Steve was my professor of ventilation at Harvard. Even if I was not the brightest student in his classes, he was always very encouraging and caring. I loved his kind, loving personality and his sense of humor.  And the fact that he would always bike to School, no matter what the weather was..
He even invited me once, with a few other foreign students, for Thanksgiving to his home. He was always so generous with with time, such a wonderful friend. 
I wish I had told him how much I use those difficult engineering concepts and extremely long formulas he taught us to protect the health of workers..

Dave Luber - AEPi - WPI '65
May 27, 2023
Janet,
Howard Sherry called me on Wednesday to tell me of Steve's passing.  We had known that he wasn't doing well recently, but it was still a shock to hear the sad news.  Sylvia and I send our condolences to you and to the rest of the family.  He will be missed. I look back at our years together at WPI and then at Penn.  Together with our fraternity brothers Greg Barry and Norm Dwartz, we shared an apartment on Lincoln Street during our junior and senior years at WPI, and then with Howard, Bob Stoltz, John Sonne, and others, we had the house on Warrington Ave in Philly.  Those were very special times and good times together.  I am so glad that you and Steve found each other after he went back to Boston and to Harvard.  I am also glad that Sylvia and I got to meet you at our 2005 WPI reunion.  I have attached a photo of the four of us together from that reunion.  I hope it brings back some happy memories for you as it did for me.  He was a great friend and an important part of my life during those  important years of my life.  
Dave Luber
Jenn Cavallari
May 26, 2023
Dr Rudnick taught me everything I know about ventilation, noise, and so much more. As important as what he taught is how he taught - with kindness, patience and respect. I model this today with my own students. I am so grateful to have been taught by Prof. Rudnick. Wishing family and friends peace. May his memory continue on.
David Leith
May 25, 2023
As students together at Harvard Steve and I had the same faculty advisor; after graduation we both stayed on and worked together for many years.
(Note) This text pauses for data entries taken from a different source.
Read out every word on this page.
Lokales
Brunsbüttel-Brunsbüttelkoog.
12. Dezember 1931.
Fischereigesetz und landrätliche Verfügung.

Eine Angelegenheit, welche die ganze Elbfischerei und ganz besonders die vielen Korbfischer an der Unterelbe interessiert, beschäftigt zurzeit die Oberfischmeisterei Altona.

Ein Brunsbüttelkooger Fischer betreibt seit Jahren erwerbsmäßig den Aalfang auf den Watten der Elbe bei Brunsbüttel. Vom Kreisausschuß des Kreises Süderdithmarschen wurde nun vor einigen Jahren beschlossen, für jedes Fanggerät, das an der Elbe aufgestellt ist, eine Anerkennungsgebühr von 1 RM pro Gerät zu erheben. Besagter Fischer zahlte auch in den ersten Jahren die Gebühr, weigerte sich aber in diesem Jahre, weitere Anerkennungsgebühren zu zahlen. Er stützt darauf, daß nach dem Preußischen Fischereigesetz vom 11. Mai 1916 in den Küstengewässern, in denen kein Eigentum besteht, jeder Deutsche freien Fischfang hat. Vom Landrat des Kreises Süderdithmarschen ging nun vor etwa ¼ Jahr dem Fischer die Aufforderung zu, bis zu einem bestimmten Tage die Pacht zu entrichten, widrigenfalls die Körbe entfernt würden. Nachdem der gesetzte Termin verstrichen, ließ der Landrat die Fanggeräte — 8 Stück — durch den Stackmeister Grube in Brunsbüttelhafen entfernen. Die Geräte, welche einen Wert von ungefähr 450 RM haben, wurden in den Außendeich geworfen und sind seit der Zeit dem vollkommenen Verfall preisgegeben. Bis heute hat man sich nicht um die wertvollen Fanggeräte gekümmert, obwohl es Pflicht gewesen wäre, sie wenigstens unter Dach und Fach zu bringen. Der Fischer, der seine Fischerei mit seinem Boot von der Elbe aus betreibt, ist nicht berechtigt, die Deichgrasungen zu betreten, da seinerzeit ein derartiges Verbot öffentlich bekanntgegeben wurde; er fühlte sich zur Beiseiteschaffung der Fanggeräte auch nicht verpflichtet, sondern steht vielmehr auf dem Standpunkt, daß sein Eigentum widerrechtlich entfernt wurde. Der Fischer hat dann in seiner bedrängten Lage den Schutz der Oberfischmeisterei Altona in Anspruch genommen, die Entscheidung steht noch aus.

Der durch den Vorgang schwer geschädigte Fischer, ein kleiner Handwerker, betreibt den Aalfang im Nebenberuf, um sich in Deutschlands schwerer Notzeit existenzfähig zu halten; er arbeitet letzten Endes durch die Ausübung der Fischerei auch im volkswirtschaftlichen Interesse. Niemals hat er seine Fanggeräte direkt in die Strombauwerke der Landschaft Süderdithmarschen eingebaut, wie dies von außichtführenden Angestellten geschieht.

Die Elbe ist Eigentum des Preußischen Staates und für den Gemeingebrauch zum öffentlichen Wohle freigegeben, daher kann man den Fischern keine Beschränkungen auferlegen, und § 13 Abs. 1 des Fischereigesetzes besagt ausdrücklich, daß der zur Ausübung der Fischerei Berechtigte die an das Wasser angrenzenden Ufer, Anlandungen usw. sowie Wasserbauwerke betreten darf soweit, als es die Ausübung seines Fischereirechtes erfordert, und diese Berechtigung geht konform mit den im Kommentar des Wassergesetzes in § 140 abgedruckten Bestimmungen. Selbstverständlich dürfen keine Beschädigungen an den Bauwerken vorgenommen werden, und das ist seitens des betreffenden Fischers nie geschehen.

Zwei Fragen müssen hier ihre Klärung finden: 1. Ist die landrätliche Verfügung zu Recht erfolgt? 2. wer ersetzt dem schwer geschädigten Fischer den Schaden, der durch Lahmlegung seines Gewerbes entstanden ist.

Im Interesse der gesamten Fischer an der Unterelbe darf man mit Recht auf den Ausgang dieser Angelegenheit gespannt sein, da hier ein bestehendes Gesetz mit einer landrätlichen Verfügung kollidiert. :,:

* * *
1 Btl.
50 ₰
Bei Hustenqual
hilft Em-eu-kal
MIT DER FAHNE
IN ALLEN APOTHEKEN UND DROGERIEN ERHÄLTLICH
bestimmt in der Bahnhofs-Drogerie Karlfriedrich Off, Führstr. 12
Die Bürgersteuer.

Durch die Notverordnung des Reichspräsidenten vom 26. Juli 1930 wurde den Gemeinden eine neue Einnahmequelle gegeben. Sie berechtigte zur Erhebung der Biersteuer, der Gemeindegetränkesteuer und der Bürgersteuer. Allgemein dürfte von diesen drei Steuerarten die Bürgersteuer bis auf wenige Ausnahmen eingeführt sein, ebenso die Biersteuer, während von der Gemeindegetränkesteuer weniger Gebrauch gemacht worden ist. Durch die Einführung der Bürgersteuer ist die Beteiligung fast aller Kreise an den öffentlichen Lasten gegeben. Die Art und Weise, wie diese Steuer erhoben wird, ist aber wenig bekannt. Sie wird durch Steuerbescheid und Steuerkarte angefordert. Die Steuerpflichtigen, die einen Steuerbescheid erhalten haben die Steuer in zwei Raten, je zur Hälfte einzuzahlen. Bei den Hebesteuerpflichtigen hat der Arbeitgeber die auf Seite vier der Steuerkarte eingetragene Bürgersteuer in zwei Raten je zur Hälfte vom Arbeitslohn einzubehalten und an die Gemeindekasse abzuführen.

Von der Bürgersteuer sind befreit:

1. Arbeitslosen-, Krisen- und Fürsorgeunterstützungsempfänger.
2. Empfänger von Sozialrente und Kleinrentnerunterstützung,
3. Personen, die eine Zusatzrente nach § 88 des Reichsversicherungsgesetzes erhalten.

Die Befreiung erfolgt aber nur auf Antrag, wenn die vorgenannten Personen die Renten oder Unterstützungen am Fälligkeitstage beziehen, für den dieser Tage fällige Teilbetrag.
As a scientist and engineer, Steve was first rate; he sought to understand difficult issues at the most fundamental level and if he said something was true, you could depend on it. We became good friends, the kind of friend you could always rely on. He was fun to be with and had a great sense of humor. Steve and I played squash together at least once a week. He was competitive. When he lost, which wasn´t often, Steve did so in good spirits. When he won he deserved to win, and as his opponent I never felt bad about losing to Steve. Although we both moved away from Boston and rarely saw each other in recent years, our friendship was of a kind that did not fade with time or distance. He was, and will always be, a dear friend.
Mike Ellenbecker
May 25, 2023
Marlene and I just heard the sad news - really sorry to have missed the service today. Steve and I were doctoral students together at the Harvard School of Public Health in the late 1970s. A few memories - we spent many many days and nights running experiments in the pilot plant, located way below ground. We would let off steam on the squash court - a sport that Steve attacked like everything else he did - full speed ahead, so keep your head up. Steve was brilliant, funny, dedicated to the mission of protecting peoples' health, and especially solicitous towards his mother, who he talked to frequently on the phone. He will be missed.
Bob Herrick
May 24, 2023
I had the privilege of knowing, and teaching with Steve Rudnick for almost 25 years. Steve´s approach was unapologetically old school: problem sets, lab reports, quizzes and final exams. His courses were demanding and rigorous, but Steve´s kindness and willingness to help the students tempered their experience. I recall one student´s course evaluation which said (something like) "I never worked so hard in my life for 2.5 credits, but I never learned so much!" So a big part of Steve´s legacy will be the students whose careers he helped launch.